The talk that Sen. McCain gave to the Conservative Political Action Conference (CPAC) on February 7 was aimed at achieving not a trivial goal: to transform a "foot soldier in the Reagan Revolution" into the Commander-in-Chief of the Republican Army marching toward the November presidential election. Although McCain’s nomination to the top of the G.O.P. presidential ticket is all but assured, his fitness for the role of the Republican Party leader, much less Ronald Reagan 2.0, is not.
It is a common place that any Republican presidential candidate must unite three groups of "conservatives": social conservatives, fiscal conservatives, and conservatives on national security. McCain’s positions on immigration puts him at odds with social conservatives, whereas fiscal conservatives are unhappy with his refusal, in 2001 and 2003, to support President Bush’s tax cuts.
It is the national security arena where McCain’s conservatism is supposed to stand strong.
In his CPAC speech, McCain didn’t mince words when attacking his Democratic rivals, Sens. Clinton and Obama, for imposing "an arbitrary timetable" for the American troop withdrawal from Iraq. He then predictably lashed out at Iran and promised to forcefully let the Iranian authorities know that they won’t be allowed "to posses the [nuclear] weapons to advance their malevolent ambitions."
The truth is that while McCain is undeniably hawkish, he isn’t a true conservative. McCain’s ease about unlimited military commitments ("The United States military could stay in Iraq for maybe a hundred years and that would be fine with me") at whatever cost in treasury doesn’t bode well with his proclaimed passion for fiscal austerity.
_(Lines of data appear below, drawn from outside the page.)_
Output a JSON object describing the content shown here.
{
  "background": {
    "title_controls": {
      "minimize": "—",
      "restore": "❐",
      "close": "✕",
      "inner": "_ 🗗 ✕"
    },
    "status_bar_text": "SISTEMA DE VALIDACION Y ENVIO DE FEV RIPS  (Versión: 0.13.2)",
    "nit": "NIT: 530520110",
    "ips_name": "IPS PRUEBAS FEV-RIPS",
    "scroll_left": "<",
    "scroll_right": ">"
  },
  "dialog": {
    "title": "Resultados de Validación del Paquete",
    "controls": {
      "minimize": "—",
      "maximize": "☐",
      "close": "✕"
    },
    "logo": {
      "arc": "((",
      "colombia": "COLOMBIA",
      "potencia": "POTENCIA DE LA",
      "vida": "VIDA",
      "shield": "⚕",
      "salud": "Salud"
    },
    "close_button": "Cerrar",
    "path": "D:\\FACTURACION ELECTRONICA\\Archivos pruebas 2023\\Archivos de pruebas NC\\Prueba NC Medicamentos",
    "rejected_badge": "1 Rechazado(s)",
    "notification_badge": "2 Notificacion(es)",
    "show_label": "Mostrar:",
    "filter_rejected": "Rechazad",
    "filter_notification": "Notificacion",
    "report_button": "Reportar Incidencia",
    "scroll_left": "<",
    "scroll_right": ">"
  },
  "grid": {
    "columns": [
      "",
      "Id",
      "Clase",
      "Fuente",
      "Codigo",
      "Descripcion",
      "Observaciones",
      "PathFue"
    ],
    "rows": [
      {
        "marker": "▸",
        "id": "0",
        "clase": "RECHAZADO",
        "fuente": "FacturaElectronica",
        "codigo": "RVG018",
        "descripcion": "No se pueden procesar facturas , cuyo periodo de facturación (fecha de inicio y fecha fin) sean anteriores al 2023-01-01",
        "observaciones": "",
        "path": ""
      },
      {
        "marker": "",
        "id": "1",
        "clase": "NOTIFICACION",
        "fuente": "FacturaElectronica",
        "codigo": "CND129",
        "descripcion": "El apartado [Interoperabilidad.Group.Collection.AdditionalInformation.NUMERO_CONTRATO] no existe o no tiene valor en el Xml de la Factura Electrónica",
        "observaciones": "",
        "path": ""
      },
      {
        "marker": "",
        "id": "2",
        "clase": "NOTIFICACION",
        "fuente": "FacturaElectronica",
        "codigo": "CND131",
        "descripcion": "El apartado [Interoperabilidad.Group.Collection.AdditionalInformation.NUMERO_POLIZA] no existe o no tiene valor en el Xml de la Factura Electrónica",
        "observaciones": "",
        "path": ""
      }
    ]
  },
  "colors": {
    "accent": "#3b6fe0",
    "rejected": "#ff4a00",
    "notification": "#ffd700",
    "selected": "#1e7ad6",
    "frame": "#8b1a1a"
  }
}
Besides, a real conservatism on national security would require a clear articulation of the national interest at stake when explaining to the American people the loss of 4,000 troops in Iraq.
As John Judis argued in a 2006 piece on McCain, a better way to describe him — taking into account his love for "regime change" and "nation-building" — would be calling McCain a neo-con. That explains why McCain has so enthusiastically supported the democracy promotion agenda of the President Clinton administration.
With conservatives like that, who needs liberals?